Tourism and the Caribbean are synonymous, right? Beaches, tans, thatched huts, little umbrellas floating in florescent sugary drinks; what place on the earth more typifies tourism than our islands. What could be more touristy than a Caribbean beach?
Tourism comes in more than one flavor, though. Beaches often come with birds. The tourism described above is the Walmart, Club Med version – high volume, low yield, high impact. Sustainable tourism this is not (no matter how many days you keep your towels). There is another type of tourism, that espoused by the Caribbean Birding Trail. This tourism is low volume, high yield, and low impact. Tourism of this sort strives to capture the economic impacts locally, and to empower local communities and small businesses to harness the tourism economy for their own direct benefit.
Our tourism also strives to be sustainable, taking nothing from nature than is not replaced. In fact, the conservation programs of BirdsCaribbean and our partners elevate our tourism efforts beyond sustainability to restorative economic development. In truth, we try to put back more than we take.
By investing your travel dollars with the CBT and its partners you know that the resources you have enjoyed on your trip will be there when you return. CBT operators and guides will reveal a side of the Caribbean, the real Caribbean, that you cannot see sequestered inside a gated resort. Most importantly, we are fun people to chill with! What could be more rewarding than doing good while hanging with fellow bird geeks!
Caribbean Birding Trail products and experiences are an ideal match for birdwatchers, nature lovers, wildlife photographers, individuals who travel independent of packaged itineraries, and anyone looking for authentic, unique, and revelatory travel experiences.
Wildlife Watching and Photography
Globally, the tourism market for wildlife watching and photography is growing. In 2011, U.S. wildlife watchers spent $54.9 billion. Trip-related expenses, including food, lodging, and transportation, totaled $17.3 billion, 31 percent of all expenditures.

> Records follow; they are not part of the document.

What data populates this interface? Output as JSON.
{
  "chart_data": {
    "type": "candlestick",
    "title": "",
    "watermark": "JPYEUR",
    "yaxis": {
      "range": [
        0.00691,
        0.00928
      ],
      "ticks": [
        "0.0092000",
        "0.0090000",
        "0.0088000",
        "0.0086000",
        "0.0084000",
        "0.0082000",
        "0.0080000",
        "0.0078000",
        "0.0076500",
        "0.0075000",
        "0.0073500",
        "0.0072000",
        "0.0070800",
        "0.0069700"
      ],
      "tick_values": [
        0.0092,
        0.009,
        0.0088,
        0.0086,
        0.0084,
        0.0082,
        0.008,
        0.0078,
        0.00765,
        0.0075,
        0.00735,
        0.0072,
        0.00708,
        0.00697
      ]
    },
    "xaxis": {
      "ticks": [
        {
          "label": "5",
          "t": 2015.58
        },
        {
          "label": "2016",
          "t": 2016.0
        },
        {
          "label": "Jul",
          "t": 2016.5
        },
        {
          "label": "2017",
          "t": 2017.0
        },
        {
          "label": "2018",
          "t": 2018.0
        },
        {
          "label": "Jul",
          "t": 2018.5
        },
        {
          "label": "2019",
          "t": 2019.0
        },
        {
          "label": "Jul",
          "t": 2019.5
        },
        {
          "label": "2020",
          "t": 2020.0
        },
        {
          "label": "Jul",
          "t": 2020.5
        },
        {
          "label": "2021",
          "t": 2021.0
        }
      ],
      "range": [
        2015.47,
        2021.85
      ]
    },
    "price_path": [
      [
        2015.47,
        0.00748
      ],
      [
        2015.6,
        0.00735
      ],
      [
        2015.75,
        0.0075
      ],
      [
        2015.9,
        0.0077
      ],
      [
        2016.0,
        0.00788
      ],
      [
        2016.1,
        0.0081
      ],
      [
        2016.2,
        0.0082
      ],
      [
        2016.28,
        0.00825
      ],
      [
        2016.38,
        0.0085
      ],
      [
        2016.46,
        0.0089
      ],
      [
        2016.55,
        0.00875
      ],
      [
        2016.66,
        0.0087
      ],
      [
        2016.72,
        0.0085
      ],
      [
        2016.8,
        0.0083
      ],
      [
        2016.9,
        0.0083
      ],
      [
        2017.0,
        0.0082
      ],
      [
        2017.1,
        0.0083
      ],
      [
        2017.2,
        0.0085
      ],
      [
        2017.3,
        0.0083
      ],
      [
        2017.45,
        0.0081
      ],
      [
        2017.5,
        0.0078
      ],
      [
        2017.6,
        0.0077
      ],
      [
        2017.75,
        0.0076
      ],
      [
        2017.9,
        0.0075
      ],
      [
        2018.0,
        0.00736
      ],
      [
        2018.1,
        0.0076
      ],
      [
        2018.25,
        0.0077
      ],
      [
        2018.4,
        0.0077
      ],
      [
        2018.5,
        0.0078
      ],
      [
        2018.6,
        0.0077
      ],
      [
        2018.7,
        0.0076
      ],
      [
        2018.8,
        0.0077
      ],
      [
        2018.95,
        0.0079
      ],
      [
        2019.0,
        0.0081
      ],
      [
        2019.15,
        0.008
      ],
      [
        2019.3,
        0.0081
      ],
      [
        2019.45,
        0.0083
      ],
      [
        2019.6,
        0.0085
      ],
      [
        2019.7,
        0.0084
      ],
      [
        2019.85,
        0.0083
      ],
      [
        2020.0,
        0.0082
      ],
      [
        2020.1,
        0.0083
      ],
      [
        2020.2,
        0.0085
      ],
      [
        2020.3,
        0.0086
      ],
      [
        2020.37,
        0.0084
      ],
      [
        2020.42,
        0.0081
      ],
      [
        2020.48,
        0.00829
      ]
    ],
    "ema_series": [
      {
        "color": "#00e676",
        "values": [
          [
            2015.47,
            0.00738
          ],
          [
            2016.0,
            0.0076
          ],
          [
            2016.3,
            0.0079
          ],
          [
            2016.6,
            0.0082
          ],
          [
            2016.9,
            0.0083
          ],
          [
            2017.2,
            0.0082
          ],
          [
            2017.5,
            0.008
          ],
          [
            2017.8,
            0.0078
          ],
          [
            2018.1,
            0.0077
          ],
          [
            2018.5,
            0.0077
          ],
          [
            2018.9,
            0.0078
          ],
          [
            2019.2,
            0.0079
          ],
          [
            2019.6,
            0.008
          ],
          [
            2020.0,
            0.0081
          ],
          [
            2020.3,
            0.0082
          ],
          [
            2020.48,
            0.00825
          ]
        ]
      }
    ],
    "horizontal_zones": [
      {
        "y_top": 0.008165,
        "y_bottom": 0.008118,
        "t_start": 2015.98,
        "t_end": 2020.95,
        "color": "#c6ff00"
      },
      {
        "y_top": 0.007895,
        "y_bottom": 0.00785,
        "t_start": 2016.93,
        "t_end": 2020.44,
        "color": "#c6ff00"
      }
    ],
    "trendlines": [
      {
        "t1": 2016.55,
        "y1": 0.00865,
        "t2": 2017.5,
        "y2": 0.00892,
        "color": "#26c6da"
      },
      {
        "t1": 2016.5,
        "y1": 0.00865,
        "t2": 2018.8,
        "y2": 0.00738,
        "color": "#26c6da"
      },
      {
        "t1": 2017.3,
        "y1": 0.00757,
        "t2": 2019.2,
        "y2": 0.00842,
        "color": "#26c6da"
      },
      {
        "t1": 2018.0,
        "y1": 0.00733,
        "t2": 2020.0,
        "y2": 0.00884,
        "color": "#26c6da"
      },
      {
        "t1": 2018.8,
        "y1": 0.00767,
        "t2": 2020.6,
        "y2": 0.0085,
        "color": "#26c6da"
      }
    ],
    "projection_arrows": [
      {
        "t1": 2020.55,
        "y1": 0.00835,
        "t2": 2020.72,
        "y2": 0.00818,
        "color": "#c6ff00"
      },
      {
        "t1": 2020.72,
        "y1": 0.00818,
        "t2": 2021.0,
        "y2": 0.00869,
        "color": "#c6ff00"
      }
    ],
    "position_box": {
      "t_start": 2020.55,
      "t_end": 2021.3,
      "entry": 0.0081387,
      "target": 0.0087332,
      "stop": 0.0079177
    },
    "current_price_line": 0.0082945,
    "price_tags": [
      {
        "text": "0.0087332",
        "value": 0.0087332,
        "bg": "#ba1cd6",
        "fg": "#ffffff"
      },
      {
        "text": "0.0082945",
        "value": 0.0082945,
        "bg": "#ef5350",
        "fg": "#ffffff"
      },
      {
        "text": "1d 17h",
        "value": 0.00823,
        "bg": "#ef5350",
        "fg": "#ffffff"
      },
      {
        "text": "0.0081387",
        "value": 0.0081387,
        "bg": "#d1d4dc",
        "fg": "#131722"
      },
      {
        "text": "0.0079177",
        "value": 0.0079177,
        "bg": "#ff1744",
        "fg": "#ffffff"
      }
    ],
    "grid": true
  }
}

Most impressive is the growth in wildlife photography. According a recent survey by the U.S. Fish and Wildlife Service, there were 13.9 million wildlife photographers in 2001. By 2011, that number had grown to 25.4 million, an increase of 82%.
It is interesting to note that the amount spent by US wildlife watchers on related travel in 2011 ($17.3 billion) exceeded the direct contribution of the entire Caribbean travel and tourism industry in 2011 ($15.1 billion).
Bird watching tourism is increasing in popularity in Europe as well, especially in Denmark, France, Sweden, the Netherlands and the UK. Here, between 20% and 40% of tourists are interested in some element of wildlife tourism.
Free and Independent Travel
Free and Independent Travelers (FITs) are those who prefer to arrange their own itineraries and avoid the constraints imposed by packaged trips offered by outbound tour operators.
Studies show that FITs also tend to be environmentally aware, with the desire to experience new ways of life and usually are enthusiastic, off-the-beaten-track explorers with a thirst for experiencing the “real thing.” They enjoy good food, architecture, and the heritage of local cultures.
FITs also tend to spread their money around in a more efficient fashion, buying from multiple locations driven by their own particular itinerary and tastes and by the intention of enjoying the local way of life. In contrast, tour groups concentrate in a few providers, which tend to spread money in a less than optimal manner.
The Caribbean Birding Trail is looking to position itself to capture these markets, attract them to the Caribbean and thereby stimulate a more sustainable tourism industry in the region. A more sustainable industry means less volume, less impact, more economic benefits captured locally, and overall a much higher quality experience for the visitor.